Suncorp insists business remains resilient despite major profit slump

Insurance News

By Mina Martin

Suncorp has announced that its underlying business remains resilient despite a 44.7% drop in its net profit after tax (NPAT) for the six months ending December 31.

The Brisbane-based insurance giant delivered NPAT of $250 million, down 44.7% from $452 million in the same period last year; while its cash earnings dropped 12.5% to $413 million, compared to $472 million in 1H18.

The board declared an interim dividend of 26 cents per share, fully franked.

“While the interim result includes natural hazard costs significantly above our allowance, as well as the impact of volatile investment markets, our underlying business remains resilient,” said Michael Cameron, Suncorp CEO and managing director.
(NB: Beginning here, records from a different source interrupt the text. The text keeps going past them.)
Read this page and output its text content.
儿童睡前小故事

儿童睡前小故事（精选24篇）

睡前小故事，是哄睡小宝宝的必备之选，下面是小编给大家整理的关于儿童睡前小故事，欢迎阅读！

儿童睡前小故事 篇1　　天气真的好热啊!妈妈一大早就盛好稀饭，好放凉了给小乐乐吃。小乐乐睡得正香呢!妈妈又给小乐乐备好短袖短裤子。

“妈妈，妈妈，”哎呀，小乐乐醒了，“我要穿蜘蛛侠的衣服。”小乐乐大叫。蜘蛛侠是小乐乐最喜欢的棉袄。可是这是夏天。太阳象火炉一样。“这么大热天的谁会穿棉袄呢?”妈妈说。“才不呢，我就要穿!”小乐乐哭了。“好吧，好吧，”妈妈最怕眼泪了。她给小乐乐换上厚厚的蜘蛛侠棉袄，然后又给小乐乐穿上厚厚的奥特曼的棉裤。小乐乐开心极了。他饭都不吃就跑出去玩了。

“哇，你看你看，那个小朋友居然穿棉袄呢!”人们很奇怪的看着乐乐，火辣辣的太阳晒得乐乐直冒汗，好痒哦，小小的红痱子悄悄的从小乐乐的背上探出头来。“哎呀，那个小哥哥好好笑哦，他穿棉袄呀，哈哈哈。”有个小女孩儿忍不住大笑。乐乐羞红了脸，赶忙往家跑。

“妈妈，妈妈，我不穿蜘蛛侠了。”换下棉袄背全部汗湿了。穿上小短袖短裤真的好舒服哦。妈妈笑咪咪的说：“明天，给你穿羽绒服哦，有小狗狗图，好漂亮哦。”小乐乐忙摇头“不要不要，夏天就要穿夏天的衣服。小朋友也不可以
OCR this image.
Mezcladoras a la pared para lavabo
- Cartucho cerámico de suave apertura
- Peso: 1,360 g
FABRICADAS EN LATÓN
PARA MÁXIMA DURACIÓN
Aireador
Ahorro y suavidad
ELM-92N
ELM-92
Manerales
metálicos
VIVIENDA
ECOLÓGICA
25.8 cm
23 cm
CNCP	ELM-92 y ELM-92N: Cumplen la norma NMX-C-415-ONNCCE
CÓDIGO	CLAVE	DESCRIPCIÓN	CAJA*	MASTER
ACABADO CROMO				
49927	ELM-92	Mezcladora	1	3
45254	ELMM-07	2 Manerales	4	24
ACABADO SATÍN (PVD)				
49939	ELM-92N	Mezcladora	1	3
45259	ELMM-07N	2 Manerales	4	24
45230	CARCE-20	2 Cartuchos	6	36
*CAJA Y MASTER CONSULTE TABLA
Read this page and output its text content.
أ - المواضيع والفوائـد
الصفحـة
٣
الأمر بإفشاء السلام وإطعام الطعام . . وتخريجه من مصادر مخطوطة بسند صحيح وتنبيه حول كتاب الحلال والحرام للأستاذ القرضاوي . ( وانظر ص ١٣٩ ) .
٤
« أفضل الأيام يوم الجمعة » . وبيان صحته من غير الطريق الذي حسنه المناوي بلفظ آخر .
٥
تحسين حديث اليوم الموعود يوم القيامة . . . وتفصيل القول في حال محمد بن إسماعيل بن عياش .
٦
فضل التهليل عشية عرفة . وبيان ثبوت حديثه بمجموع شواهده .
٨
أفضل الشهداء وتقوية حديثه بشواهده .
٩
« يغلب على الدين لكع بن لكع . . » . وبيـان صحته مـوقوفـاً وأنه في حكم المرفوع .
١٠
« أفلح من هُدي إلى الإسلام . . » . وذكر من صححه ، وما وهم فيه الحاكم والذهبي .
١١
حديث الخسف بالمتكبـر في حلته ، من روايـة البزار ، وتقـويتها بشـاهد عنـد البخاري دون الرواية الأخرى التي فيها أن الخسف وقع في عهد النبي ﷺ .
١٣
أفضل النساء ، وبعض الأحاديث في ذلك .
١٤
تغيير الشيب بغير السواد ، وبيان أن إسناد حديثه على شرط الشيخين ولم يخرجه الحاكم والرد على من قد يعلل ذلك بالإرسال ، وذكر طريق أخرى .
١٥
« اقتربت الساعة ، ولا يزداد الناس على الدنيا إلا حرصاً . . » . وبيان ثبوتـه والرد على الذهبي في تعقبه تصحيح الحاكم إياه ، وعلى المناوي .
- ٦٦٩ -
“We’ve achieved solid top-line growth, operating expenses are well controlled and the Business Improvement Program has again exceeded targets. The core of our insurance portfolios are performing well and in banking, strong deposit growth and very low losses helped to counter the slowdown in lending across the industry.”

Cameron said despite the expected impact of natural hazards, investment performance, and unforeseen regulatory costs on its full-year ROE, the business remains “well-placed on an underlying basis to perform in-line with our original expectations.”

The insurance boss said the royal commission had been an important process for the industry and acknowledged that Suncorp “has, at times, fallen short of community expectations”.

“The work we’ve done on our business model and strategy, will allow us to navigate the changes ahead,” Cameron said. “I believe we have the right foundations for sustainable growth.”